Die 2. Bürgerwerkstatt Mauerpark hat am 6.10. ihre Arbeit in konstruktiver Atmosphäre fortgesetzt. In Arbeitsgruppen wurden die Ideen für den Mauerpark und seine Umgebung weiter konkretisiert um diese Vorgaben für die Planung an Prof. Lange weiter geben zu können.

Im Vorfeld dieser Arbeit wurde allerdings eine ausführliche Diskussion über das parallel stattfindende städtebauliche Verfahren und die von Baustadtrat Gothe versprochene Kopplung von Entwicklung des Mauerpark-Konzepts mit der städtebaulichen Planung geführt.

Die Teilnehmer der Bürgerwerkstatt kamen mehrheitlich zu dem Ergebnis, dass der vorgeschlagene Terminplan für eine ernstgemeinte Einspeisung von Vorschlägen für den Städtebau in das Verfahren nicht einzuhalten ist. Die für den 15.10 angesetzte Auslobung des städtebaulichen Wettbewerbs kann nicht wie geplant vor Erstellung der Wettbewerbsgrundlagen mit den Ergebnissen aus der Bürgerwerkstatt rückgekoppelt werden.

Die intensive Diskussion führte zu dem Vorschlag der Moderatoren, bei der auslobenden Vivico und Herrn Baustadtrat Gothe eine Verschiebung des Wettbewerbsstarts um vier Wochen sowie eine Verlängerung des gesamten Verfahrens in den Februar hinein zu bewirken.

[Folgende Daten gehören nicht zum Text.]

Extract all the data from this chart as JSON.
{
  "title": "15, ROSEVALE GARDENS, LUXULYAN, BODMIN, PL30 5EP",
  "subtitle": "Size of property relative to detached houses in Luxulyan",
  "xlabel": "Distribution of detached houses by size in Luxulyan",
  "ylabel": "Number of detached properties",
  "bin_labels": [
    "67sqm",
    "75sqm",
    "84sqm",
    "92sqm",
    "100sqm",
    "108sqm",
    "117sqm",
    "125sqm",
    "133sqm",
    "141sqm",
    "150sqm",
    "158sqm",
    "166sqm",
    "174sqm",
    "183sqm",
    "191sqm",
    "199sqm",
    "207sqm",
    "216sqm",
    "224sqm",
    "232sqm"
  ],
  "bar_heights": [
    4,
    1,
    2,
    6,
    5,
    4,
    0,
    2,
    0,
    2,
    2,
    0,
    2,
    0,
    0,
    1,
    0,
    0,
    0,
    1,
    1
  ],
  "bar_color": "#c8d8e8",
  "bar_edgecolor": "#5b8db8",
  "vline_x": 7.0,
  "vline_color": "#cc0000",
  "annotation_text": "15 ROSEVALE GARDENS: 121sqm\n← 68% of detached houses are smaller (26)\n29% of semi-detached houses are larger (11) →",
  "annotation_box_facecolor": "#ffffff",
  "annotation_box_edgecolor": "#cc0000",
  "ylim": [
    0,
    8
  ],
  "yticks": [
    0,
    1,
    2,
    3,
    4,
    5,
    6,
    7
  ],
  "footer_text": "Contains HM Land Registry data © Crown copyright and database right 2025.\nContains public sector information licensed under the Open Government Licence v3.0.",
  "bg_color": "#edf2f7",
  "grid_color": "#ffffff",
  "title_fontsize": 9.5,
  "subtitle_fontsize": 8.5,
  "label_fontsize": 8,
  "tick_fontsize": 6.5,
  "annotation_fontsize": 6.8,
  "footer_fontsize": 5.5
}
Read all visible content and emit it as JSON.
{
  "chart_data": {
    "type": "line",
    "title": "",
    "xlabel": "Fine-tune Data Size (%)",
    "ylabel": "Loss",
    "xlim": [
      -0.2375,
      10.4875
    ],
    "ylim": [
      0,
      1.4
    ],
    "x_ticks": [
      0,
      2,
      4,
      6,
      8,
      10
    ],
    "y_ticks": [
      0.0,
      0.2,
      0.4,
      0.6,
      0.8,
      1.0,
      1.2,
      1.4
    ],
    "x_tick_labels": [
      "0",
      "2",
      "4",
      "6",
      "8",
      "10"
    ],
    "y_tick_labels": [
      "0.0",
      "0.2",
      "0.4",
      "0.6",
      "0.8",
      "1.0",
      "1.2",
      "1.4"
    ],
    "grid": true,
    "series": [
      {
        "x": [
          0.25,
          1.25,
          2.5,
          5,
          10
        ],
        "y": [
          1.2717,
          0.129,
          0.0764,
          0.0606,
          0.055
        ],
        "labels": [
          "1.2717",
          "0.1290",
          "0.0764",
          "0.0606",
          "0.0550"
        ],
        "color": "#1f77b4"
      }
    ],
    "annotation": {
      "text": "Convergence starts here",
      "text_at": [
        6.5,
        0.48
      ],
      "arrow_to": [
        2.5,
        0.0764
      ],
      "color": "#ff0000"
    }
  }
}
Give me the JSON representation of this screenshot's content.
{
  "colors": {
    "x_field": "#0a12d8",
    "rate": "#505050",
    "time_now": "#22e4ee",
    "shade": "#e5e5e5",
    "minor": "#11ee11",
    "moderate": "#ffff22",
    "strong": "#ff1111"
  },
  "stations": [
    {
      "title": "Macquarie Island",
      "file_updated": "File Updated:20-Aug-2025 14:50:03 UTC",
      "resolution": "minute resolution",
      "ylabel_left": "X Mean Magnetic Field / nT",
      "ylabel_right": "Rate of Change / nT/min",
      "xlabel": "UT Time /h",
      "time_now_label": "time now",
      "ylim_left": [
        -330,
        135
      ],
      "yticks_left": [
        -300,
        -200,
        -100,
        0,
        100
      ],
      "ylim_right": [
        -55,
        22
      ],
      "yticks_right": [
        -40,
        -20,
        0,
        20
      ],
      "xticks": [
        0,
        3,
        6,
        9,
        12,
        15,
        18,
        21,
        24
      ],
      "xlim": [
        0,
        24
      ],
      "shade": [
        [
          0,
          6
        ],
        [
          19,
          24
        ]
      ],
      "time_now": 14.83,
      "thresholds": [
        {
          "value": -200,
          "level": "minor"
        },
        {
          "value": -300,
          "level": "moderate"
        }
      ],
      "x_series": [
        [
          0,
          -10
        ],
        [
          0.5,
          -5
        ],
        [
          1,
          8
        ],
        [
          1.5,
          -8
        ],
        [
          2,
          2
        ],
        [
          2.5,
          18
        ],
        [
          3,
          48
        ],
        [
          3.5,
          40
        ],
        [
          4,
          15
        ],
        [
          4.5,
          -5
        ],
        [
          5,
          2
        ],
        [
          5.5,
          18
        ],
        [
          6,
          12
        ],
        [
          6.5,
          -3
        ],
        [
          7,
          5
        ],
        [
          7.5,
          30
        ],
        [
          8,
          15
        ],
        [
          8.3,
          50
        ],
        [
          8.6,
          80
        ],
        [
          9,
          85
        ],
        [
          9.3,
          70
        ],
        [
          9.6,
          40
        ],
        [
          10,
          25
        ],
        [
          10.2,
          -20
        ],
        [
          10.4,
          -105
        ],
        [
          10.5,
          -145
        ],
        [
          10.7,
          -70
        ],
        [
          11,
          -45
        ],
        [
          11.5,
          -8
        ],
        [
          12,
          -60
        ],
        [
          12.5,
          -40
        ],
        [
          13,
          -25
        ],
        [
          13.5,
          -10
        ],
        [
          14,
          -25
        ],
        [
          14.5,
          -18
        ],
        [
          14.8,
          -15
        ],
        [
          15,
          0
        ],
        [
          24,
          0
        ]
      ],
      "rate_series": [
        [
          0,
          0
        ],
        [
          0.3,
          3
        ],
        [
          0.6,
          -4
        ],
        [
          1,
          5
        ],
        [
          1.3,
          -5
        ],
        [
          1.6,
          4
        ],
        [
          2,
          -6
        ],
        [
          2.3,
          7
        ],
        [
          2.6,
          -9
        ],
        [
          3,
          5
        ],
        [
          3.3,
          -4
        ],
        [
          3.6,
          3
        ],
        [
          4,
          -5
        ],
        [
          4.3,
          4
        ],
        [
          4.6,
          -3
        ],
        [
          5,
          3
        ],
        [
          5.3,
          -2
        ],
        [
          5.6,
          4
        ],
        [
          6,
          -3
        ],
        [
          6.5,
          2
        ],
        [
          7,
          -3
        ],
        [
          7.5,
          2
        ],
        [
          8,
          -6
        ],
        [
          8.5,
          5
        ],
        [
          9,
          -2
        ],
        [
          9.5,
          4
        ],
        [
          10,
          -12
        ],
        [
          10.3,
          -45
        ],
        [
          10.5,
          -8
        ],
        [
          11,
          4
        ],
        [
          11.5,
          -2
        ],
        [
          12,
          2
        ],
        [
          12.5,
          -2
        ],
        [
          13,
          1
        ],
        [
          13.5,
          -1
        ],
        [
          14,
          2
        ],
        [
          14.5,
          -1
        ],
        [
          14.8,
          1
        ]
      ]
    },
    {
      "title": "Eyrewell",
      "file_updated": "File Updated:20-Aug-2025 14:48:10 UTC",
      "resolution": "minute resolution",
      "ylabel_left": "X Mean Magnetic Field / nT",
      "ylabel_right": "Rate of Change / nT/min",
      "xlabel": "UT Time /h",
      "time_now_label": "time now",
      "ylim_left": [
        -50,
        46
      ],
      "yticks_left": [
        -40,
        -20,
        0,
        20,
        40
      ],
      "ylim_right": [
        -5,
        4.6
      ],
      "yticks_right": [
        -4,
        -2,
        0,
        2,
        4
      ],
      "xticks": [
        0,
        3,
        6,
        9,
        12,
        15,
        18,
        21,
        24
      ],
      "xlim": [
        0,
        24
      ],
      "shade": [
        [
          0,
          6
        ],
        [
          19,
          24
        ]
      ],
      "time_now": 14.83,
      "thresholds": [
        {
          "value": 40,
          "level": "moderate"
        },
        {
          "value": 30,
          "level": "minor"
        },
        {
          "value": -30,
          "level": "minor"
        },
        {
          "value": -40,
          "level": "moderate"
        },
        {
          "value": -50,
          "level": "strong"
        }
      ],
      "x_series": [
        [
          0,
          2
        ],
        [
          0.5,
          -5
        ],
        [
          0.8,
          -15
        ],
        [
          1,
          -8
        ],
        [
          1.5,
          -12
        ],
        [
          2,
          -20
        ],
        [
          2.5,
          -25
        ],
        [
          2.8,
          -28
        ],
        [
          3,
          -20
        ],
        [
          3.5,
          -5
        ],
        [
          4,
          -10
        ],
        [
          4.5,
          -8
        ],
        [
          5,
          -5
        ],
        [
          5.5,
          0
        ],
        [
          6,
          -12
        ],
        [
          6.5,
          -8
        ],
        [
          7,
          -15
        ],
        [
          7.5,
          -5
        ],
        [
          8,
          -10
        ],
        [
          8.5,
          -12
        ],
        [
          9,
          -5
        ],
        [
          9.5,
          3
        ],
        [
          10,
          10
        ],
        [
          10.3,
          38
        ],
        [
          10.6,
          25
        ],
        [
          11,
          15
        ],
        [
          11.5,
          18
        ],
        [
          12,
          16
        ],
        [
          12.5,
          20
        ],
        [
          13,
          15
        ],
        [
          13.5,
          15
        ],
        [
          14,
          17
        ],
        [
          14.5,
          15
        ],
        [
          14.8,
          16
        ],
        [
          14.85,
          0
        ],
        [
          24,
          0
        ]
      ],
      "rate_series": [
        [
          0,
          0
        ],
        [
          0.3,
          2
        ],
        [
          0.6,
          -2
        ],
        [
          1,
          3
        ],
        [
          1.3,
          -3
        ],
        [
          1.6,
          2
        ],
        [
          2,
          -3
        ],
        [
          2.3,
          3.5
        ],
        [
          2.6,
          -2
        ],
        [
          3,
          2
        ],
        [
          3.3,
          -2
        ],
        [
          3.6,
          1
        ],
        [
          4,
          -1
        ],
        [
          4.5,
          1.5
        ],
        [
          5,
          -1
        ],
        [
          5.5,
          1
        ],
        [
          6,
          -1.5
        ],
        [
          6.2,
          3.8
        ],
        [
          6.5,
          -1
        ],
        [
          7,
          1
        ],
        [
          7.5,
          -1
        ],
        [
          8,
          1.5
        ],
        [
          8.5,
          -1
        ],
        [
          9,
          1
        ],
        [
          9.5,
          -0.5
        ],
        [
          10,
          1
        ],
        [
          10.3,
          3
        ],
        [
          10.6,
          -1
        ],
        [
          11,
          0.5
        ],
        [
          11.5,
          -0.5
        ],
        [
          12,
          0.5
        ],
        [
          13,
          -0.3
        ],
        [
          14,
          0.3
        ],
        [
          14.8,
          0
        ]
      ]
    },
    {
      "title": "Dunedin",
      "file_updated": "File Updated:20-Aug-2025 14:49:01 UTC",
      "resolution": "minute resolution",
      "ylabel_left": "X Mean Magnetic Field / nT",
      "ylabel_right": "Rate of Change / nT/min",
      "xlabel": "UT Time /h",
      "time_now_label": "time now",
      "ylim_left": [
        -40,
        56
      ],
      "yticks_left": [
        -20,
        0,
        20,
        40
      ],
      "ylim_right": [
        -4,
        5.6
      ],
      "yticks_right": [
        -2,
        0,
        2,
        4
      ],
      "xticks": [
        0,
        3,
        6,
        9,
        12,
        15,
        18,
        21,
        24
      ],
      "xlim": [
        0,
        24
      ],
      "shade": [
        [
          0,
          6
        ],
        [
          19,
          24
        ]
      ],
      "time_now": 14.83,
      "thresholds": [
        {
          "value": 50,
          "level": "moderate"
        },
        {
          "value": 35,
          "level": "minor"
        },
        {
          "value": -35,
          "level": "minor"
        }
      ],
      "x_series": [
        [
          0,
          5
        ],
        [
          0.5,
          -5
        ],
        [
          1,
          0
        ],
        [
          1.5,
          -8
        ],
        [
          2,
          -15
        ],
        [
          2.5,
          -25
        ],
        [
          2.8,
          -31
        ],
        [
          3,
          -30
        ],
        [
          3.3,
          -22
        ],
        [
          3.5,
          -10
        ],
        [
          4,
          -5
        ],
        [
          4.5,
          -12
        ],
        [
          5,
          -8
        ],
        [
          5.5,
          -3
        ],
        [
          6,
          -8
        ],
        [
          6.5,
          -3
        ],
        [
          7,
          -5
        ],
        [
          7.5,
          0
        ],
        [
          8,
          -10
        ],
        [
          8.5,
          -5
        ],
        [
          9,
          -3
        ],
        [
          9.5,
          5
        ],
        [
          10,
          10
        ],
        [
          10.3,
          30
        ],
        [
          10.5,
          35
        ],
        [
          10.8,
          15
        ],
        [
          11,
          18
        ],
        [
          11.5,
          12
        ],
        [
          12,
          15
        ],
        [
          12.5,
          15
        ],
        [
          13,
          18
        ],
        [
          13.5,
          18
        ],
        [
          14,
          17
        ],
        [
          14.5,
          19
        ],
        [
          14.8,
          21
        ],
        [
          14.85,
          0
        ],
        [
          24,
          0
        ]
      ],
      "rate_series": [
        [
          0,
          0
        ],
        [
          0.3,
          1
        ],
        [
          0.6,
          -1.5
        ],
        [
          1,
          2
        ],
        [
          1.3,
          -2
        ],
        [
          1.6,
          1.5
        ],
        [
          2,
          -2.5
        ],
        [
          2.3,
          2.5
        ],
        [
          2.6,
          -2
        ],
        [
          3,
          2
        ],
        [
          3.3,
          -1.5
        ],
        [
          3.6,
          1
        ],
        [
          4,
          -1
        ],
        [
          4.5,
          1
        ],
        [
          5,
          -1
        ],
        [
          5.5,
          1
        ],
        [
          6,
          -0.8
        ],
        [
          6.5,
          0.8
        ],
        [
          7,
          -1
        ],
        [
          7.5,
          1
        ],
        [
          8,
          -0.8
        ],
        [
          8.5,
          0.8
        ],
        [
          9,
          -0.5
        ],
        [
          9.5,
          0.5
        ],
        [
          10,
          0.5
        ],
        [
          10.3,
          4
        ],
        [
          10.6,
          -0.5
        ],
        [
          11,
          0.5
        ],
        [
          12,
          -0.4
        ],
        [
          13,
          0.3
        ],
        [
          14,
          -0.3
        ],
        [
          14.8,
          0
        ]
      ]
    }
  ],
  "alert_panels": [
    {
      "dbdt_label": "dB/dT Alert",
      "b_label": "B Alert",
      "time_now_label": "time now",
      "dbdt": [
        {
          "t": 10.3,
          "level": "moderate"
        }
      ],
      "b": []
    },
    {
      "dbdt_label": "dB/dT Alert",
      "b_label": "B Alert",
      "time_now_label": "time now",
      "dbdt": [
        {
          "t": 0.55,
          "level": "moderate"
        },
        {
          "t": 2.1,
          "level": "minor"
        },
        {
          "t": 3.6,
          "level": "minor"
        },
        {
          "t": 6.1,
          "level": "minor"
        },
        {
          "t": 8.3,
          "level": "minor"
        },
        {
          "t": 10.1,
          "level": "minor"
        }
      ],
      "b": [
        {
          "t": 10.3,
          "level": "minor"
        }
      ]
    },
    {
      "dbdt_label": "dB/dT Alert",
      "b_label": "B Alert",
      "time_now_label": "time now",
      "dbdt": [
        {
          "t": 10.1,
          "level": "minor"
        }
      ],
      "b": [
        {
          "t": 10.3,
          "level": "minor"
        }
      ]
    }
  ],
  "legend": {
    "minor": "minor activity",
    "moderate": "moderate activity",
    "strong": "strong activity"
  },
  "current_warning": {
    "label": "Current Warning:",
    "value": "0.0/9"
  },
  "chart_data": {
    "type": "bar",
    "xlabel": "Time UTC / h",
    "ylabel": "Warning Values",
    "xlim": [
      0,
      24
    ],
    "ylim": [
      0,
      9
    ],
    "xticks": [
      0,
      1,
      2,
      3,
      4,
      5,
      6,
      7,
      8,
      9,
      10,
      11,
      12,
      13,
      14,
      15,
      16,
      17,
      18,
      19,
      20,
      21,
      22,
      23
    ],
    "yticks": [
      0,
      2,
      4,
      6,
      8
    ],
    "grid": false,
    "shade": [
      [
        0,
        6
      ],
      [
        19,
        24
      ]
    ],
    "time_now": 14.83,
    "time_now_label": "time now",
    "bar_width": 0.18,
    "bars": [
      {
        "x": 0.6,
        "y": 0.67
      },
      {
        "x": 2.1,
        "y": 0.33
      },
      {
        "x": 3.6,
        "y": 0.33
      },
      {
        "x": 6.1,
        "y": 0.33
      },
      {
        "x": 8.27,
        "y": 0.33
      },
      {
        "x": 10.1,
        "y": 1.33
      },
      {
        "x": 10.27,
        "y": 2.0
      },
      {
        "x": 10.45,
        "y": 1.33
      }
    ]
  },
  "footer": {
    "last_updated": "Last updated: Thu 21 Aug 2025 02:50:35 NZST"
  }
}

Nach Erstellung eines Meinungsbildes war das Ergebnis ein mehrheitliches Votum für den Vorschlag der Moderatoren, der auch von der Grün Berlin getragen wird. Das Ergebnis würde überhaupt erst eine Beteiligung von gewählten Delegierten an der Jury sinnvoll und zeitlich für die ehrenamtlichen Bürger möglich machen.
Nur so kann die Auslobung mit den Erkenntnissen aus der Bürgerwerkstatt vorbereitet werden und nur mit einer Entzerrung der Termine um weitere 4 Wochen wird den Delegierten die nötige Vorbereitungszeit gewährt, die zur Rückkopplung der Informationen und Ergebnisse aus dem Gutachter-Verfahren mit der Bürgerwerkstatt sowie ihren Initiativen nötig ist.

Um der Forderung nach einem realistischen Zeitplan Nachdruck zu verleihen, wurden am 6.10 keine Delegierten gewählt. Eine Wahl und Entsendung erfolgt erst nach einer neuen, dem Verfahren angemessenen Terminfestlegung. Die Entscheidung über den weiteren Fortgang ist frühestens ab dem 11. Oktober zu erwarten.

Die Ergebnisse der 2. Bürgerwerkstatt werden durch eine Redaktionsgruppe aus Werkstatt-Teilnehmern Ende Oktober zusammengestellt und dann einer breiten Öffentlichkeit bei der öffentlichen Bürgerversammlung am 2. November vor stellt.

UPDATE vom 8.10. 16 Uhr:
Der Beginn des städtebaulichen Verfahrens wird um vier Wochen verschoben. In die Ausschreibung werden somit auch die Ergebnisse der Bürgerwerkstatt einfliessen.